Po drodze zjadamy cośniecoś i trochę przed zmierzchem dojeżdżamy do przełęczy, skąd rozpoczynamy podejście na Jagodną. Idziemy niebieskim szlakiem, zjadamy nieco jagód, podejście jest łagodne. Pod szczytem mamy trochę problem z dezorientacją w terenie, ale niebawem odnajdujemy szczyt. Tam siadamy już podczas wieczornej szarówki konsumujemy kolację i Maciek wygłasza swój wiekopomny monolog:

"Wyobraź sobie, że sramy w lesie i nie uważamy gdzie. W dupę gryzie cię żmija zygzakowata. Żeby uratować komuś życie musisz mu wyssać jad. Zgadnij co musisz zrobić. Wyobraź sobie, że jeden z nas wybiega z krzyków i krzyczy: <<stary, wyssij mi z dupy jad>>. Zrobiłbyś to?"

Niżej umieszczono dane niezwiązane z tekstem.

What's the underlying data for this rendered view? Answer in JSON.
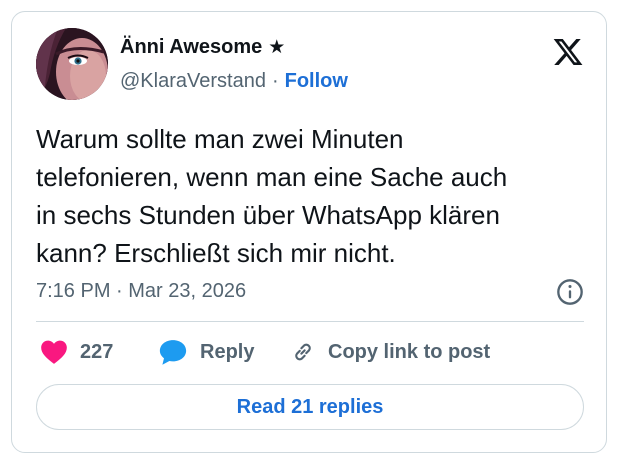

Zlewamy z tego sto lat. Schodzimy z Jagodnej i w schronisku zjadamy pierogi. Orientujemy się jak bardzo jesteśmy zmęczeni a ja mam zatkany nos i boli mnie gardło. Zjeżdżamy do Lasówki, gdzie rozbijamy namiot na polu z wysoką trawą. Zasypiamy około 23. z myślą, że nawet nie jest tak zimno. O drugiej zmieniamy zdanie. Ciężko byłoby mi powiedzieć, że spałem tej nocy. Raczej tracę przytomność, wszystko jest wilgotne, płynne i miękkie. I zimne, bardzo zimne. Proponuję w nocy, żeby wstać i jechać, ale koncepcja upada z braku sił i niemożliwości ruszenia się. O szóstej dzwoni budzik i już chcę wstać, ale wtedy robi się cieplej i śpimy do ósmej.

18 lipca 2008

"Uwielbiam smak flegmy o poranku" - wypadałoby rzec, parafrazując klasyka. Budzę się ze strasznie cieknącym nosem i palącym gardłem, co w połączeniu z oparzonym językiem daje niesamowity efekt. Składamy się i jedziemy dalej.

Lasówka - Zieleniec 9 km

Mordęgi ciąg dalszy. Nie ma to jak sobie popodjeżdżać z rana. Aby się nieco odświeżyć, kąpiemy się w lodowatym potoku zwanym Dziką Orlicą. Orzeźwia, zaiste skutecznie! Docieramy do Zieleńca i stamtąd rozpoczynamy wejście trzecią naszą zdobycz - Orlicę. Szlak nie prowadzi niestety na szczyt,bo po co. Tracimy ponad godzinę na odnalezienie wierzchołka, co udaje się z pomocą napotkanej pary Czechów. Orlica okazuje się tym samym, co Vrchmezi - czeski szczyt, bo to granica, i stąd całe zamieszanie. Schodzimy na przełecz i...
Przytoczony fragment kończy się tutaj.